- Arabie saoudite
« Tu as le droit de dire que tu vas en Arabie saoudite pour le côté financier »
Ronaldo, Benzema, Kanté, Koulibaly, Mendy, Neves... La course à l'armement en Arabie saoudite n'en est qu'à son commencement. De quoi chambouler la planète foot. Avec une nouvelle ère qui commence. Présents en D1 saoudienne depuis un an, Fayçal Fajr (34 ans, milieu de Al-Wehda) et Marcel Tisserand (30 ans, défenseur d'Al-Ittifaq) débattent du changement de dimension du foot là-bas.
Si on vous demande de nous résumer ce qu’il se passe en Arabie saoudite en un seul mot ?
Marcel Tisserand : Exception.
Faycal Fajr : Extraordinaire !
MT : Il y a beaucoup de rumeurs. Mais tu as déjà Cristiano Ronaldo, Karim Benzema, N’Golo Kanté… Ce sont des joueurs d’exception. Pour un pays comme l’Arabie saoudite, c’est exceptionnel d’accueillir des joueurs de ce talent-là. Benzema… On parle quand même du dernier Ballon d’or. Ce mercato va être croustillant !
FF : L’Arabie saoudite aimerait organiser la Coupe du monde. Ils sont en train d’essayer de ramener un maximum de grands joueurs pour faire parler du championnat, que les gens aient un œil dessus et sur le pays. Moi, je me dis que c’est parfait, que j’ai choisi la bonne destination. J’ai été satisfait de ma première saison, et là, ça va amener un peu plus de compétitivité.
MT : C’est sûr qu’on va porter un peu plus d’attention que d’habitude à la préparation d’avant-saison. On va être amené à jouer contre des joueurs de haut niveau. Il va donc falloir être au niveau. Mais c’est fou et surtout tout nouveau. Avec une politique totalement différente de la part du ministère des Sports et des instances. Avant, ils ne portaient pas vraiment d’intérêt à l’arrivée de joueurs de renom. On voit qu’ils sont dans un tournant, déjà d’un point de vue culturel, au niveau des infrastructures dans le pays, de la manière dont ils sont en train de voir le sport.
Ces derniers mois, aviez-vous imaginé toute cette folie ?
MT : Quand on voit Cristiano Ronaldo arriver (à Al-Nassr), ça met tout de suite un coup de boost au pays. Ça et la performance de l’Arabie saoudite d’Hervé Renard à la Coupe du monde, avec la victoire face à l’Argentine (2-1) qui deviendra championne du monde. Ce n’est pas passé inaperçu. Ça a permis de situer l’Arabie saoudite sur la carte. Beaucoup de monde se demandait si on jouait au football là-bas. Ça a attisé la curiosité.

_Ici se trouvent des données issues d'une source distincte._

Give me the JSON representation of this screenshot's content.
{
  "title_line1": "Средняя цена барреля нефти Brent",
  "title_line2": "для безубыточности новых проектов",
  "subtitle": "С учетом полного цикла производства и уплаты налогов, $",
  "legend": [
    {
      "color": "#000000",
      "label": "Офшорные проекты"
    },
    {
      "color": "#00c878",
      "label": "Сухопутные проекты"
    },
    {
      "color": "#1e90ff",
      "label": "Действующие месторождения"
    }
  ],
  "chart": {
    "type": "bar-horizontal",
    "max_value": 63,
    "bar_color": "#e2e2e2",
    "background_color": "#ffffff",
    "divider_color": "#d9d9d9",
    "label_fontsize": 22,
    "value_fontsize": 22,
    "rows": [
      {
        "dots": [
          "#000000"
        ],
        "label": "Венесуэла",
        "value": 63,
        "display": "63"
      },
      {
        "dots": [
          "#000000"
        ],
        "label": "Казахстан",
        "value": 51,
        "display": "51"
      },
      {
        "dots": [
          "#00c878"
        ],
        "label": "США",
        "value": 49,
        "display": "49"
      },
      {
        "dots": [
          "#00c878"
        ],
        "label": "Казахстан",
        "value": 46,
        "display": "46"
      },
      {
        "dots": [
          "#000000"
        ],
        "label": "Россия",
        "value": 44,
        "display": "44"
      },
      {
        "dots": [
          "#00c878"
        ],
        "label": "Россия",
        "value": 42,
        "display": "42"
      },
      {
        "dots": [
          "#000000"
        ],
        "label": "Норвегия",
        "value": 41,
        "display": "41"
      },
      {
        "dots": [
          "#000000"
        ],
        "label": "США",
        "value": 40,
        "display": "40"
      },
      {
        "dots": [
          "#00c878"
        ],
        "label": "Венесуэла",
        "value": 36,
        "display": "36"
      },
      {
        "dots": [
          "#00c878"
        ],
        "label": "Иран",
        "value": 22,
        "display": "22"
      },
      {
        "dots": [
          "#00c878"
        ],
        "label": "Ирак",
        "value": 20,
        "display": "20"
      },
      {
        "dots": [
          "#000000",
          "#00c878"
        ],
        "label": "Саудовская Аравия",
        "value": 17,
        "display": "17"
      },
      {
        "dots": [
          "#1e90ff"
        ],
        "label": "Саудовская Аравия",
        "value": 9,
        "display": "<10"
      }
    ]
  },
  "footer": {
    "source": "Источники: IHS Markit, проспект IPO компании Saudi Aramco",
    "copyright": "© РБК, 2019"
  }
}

FF : Quand Cristiano Ronaldo est arrivé, on en discutait entre joueurs. Et on se disait : « Si lui a réussi à venir… Tout le reste, du bon joueur au joueur normal, ils vont tous venir à un moment donné ! » Avant, ce n’était pas un championnat lambda. Dans les grands clubs, Al-Hilal, Al-Ittihad, Al-Nassr et Al-Shabab, tu avais des joueurs comme (Ever) Banega, (Moussa) Marega, mais ce n’était pas des top joueurs, sans manquer de respect. Je me doutais que des joueurs pouvaient arriver, mais pas au point d’amener (Karim) Benzema et (N’Golo) Kanté après Ronaldo.
Quels changements majeurs avez-vous constatés depuis l’arrivée de Cristiano Ronaldo ?
MT : Déjà, j’ai vu que les gens regardaient les matchs depuis l’Europe. Avant, ce n’était pas le cas, les matchs n’étaient pas diffusés en France, en Angleterre… Pas mal d’amis m’ont écrit : « Ah, on a regardé le match. » Donc cet effet média m’a surpris. Ensuite, c’est au niveau de la concentration. On voit des joueurs plus appliqués à l’idée de bien faire face à des individualités de grande qualité, de se jauger, de voir à quel niveau ils peuvent arriver. Ça pousse les joueurs à se donner un peu plus. Tout ça n’est que du positif.
Quel est le vrai niveau de la D1 saoudienne ?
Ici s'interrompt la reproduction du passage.